Open City
- First edition
- Author: Teju Cole
- Genre: Novel
- Publisher: Random House
- Publication date: 2011

= Open City (novel) =

2011 novel by Nigerian-American writer Teju Cole

Open City is a 2011 novel by Nigerian-American writer Teju Cole. The novel is primarily set in New York City, and concerns a Nigerian immigrant, Julius, who has recently broken up with his girlfriend. The novel received praise for its prose and depiction of New York.

It was included on several end of year lists of the best books published in 2011.

==Plot==
Julius, a man completing the last year of a psychiatry fellowship, wanders the streets of New York City, travels to Brussels, and meets a variety of people over the course of a year.

==Structure==
The novel has no substantial plot, and instead relies on Julius' insights and "peregrinations" through New York City and the broader world to drive the book.
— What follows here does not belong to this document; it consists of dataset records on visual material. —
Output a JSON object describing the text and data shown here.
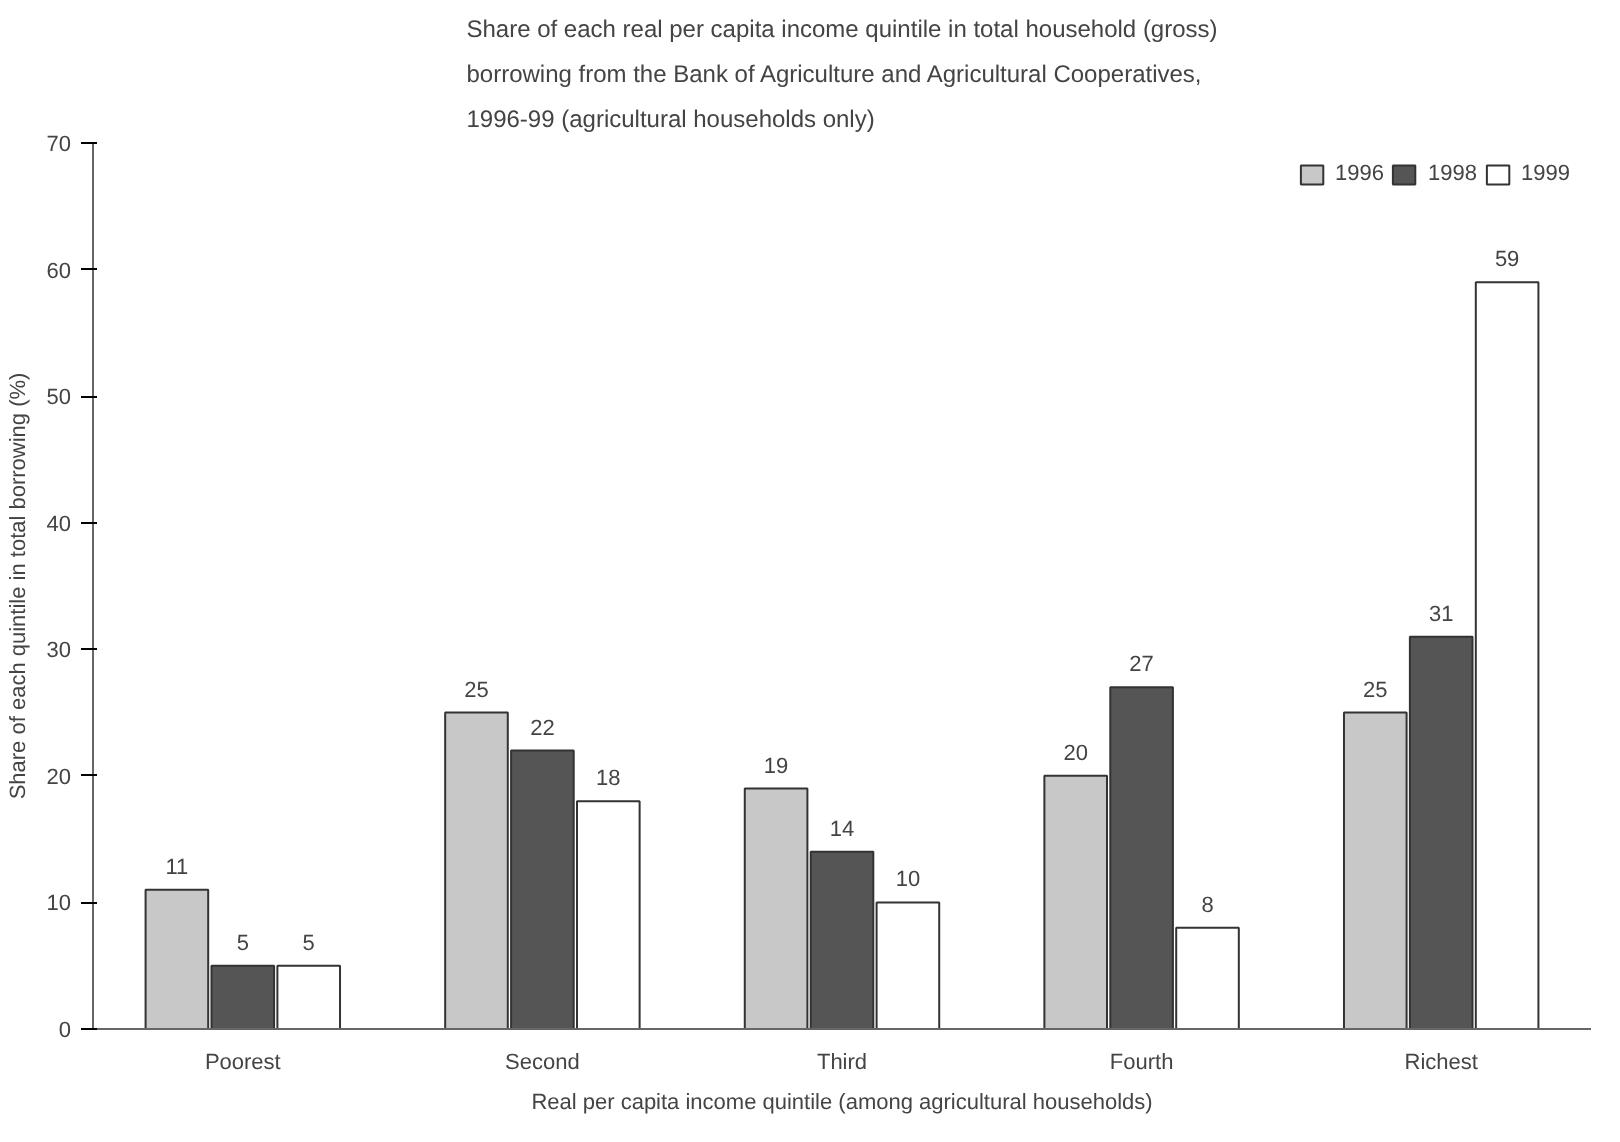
{
  "chart_data": {
    "type": "bar",
    "title": "Share of each real per capita income quintile in total household (gross)\nborrowing from the Bank of Agriculture and Agricultural Cooperatives,\n1996-99 (agricultural households only)",
    "xlabel": "Real per capita income quintile (among agricultural households)",
    "ylabel": "Share of each quintile in total borrowing (%)",
    "categories": [
      "Poorest",
      "Second",
      "Third",
      "Fourth",
      "Richest"
    ],
    "series": [
      {
        "name": "1996",
        "color": "#c8c8c8",
        "values": [
          11,
          25,
          19,
          20,
          25
        ]
      },
      {
        "name": "1998",
        "color": "#555555",
        "values": [
          5,
          22,
          14,
          27,
          31
        ]
      },
      {
        "name": "1999",
        "color": "#ffffff",
        "values": [
          5,
          18,
          10,
          8,
          59
        ]
      }
    ],
    "ylim": [
      0,
      70
    ],
    "yticks": [
      0,
      10,
      20,
      30,
      40,
      50,
      60,
      70
    ],
    "grid": false,
    "legend": "top right",
    "data_labels": true
  }
}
The book's structure and composition has been compared to the work of W.G. Sebald, and although Open City has "nominally separate" chapters, its lack of punctuation gives it the "atmosphere of a text written in a single, unbroken paragraph". The style has been compared to the structure of a diary.

==Reception==
Michiko Kakutani, writing for The New York Times, compared the work to those of W.G. Sebald and said that Cole's failure to "dramatize his alienation  ... underscored the ... ad hoc nature of the overall narrative.

In The New Yorker, James Wood praised Cole's inclusion of critical theory as neither a satirical undermining of the academic field or a "[flourish] to exhibit the author's credentials".

The novel was a finalist for the National Book Critics Circle Award for Fiction.